Le nom qu’on leur a donné… Résidences secondaires (suite).

-Ils n’ont pas peur.

-De quoi ?

-D’assumer leur passivité. Annoncer d’entrée de jeu qu’on ne touchera pas au jardin, qu’on n’interviendra pas, qu’on n’essayera même pas. La végétation livrée à elle-même et c’est revendiqué.

-Ça te fait envie ? Je croyais que tu aimais travailler au jardin.

-Ce qui me fait envie, c’est leur culot. C’est comme s’ils avaient écrit : « Je me fous de ce que vous pensez. »

-C’est comme cela que tu le vois ?

-Une villa de ce prix, située là où elle est, tu imagines, et dans l’alignement de toutes les autres, choisir un nom qui dénote, sortir du lot depuis le nom plaqué sur le pilier du portail et laisser le jardin en friche.

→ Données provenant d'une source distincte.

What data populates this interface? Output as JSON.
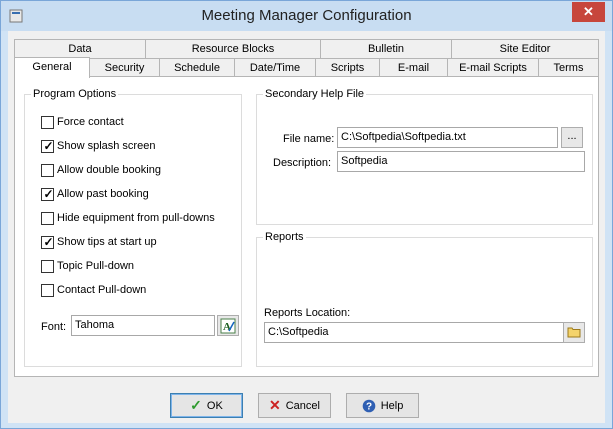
{
  "window": {
    "title": "Meeting Manager Configuration",
    "close_glyph": "✕"
  },
  "tabs_row1": [
    {
      "label": "Data"
    },
    {
      "label": "Resource Blocks"
    },
    {
      "label": "Bulletin"
    },
    {
      "label": "Site Editor"
    }
  ],
  "tabs_row2": [
    {
      "label": "General"
    },
    {
      "label": "Security"
    },
    {
      "label": "Schedule"
    },
    {
      "label": "Date/Time"
    },
    {
      "label": "Scripts"
    },
    {
      "label": "E-mail"
    },
    {
      "label": "E-mail Scripts"
    },
    {
      "label": "Terms"
    }
  ],
  "active_tab": "General",
  "program_options": {
    "title": "Program Options",
    "options": [
      {
        "label": "Force contact",
        "checked": false
      },
      {
        "label": "Show splash screen",
        "checked": true
      },
      {
        "label": "Allow double booking",
        "checked": false
      },
      {
        "label": "Allow past booking",
        "checked": true
      },
      {
        "label": "Hide equipment from pull-downs",
        "checked": false
      },
      {
        "label": "Show tips at start up",
        "checked": true
      },
      {
        "label": "Topic Pull-down",
        "checked": false
      },
      {
        "label": "Contact Pull-down",
        "checked": false
      }
    ],
    "font_label": "Font:",
    "font_value": "Tahoma"
  },
  "help_file": {
    "title": "Secondary Help File",
    "file_name_label": "File name:",
    "file_name_value": "C:\\Softpedia\\Softpedia.txt",
    "browse_label": "...",
    "description_label": "Description:",
    "description_value": "Softpedia"
  },
  "reports": {
    "title": "Reports",
    "location_label": "Reports Location:",
    "location_value": "C:\\Softpedia"
  },
  "buttons": {
    "ok": "OK",
    "cancel": "Cancel",
    "help": "Help"
  },
  "colors": {
    "ok_icon": "#2e9a2e",
    "cancel_icon": "#cc2222",
    "help_icon": "#2f5fb3"
  }
}
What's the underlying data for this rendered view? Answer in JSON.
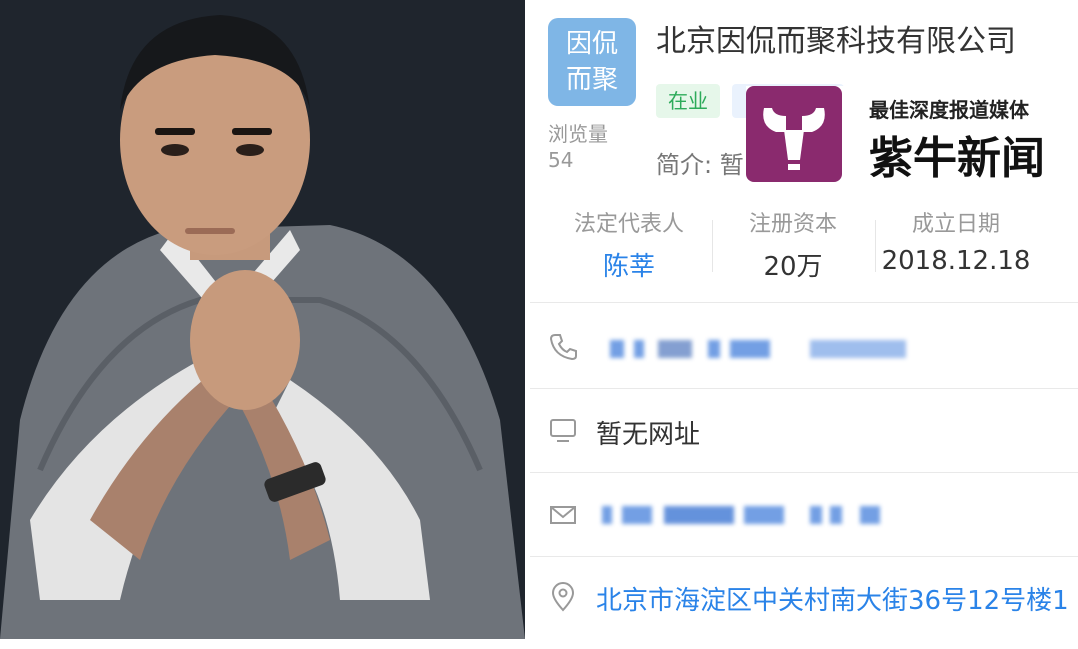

-En friche ? Comme tu y vas ! Sur cette bande de front de mer, les jardins, ce n’est même pas de la terre, c’est du sable, rien ne pousse. À part deux malheureux tamaris et une haie qui en prend à son aise et qui cache la maison sur l’arrière.

-Les lettres sont grandes, bien visibles, tous ceux qui passent peuvent le lire. Ici, c’est la jungle. C’est limite menaçant. Comme revendiquer une sauvagerie prédatrice. Vous pénétrez à vos risques et périls.

-Je pense plutôt à Tarzan et Jane se courant après dans la grande demeure de pierres. C’était le fantasme de lui ou d’elle, tu crois ? Ou alors tout simplement, il en a eu marre qu’elle lui dise de s’occuper du jardin et il a fait façonner ces lettres.

-Tu dis n’importe quoi. La maison date de 1900 et l’inscription aussi. Ils devaient avoir un jardinier à l’époque. La Jungle, c’est leur rêve de vivre cachés. Va savoir. On ne saura jamais.

-Tu crois qu’en mairie on trouverait le nom du tout premier propriétaire ?

-Tu en ferais quoi ? Tu as de ces idées parfois… Tiens, regarde le nom de la suivante.

Audio : écouter plutôt que lire…

La jungle – Voix de Julie et de Paul (dialogue entre robots Microsoft)

Mon intention :

Pour continuer mon travail Le nom qu’on leur a donné… Résidences secondaires d’une station balnéaire de la Manche.

Une photo par jour, c’était sur ma page La vie en face ne vous déplaise | Facebook. J’avais volontairement laissé hors champ la villa. Parce que, avais-je écrit, « à regarder seulement la photo du nom de baptême, c’était comme regarder par le trou de la serrure et depuis ne rien voir, inventer, on pouvait ». C’est donc ce que je fais ici : pour chaque nom un bout de leur histoire dévoilé.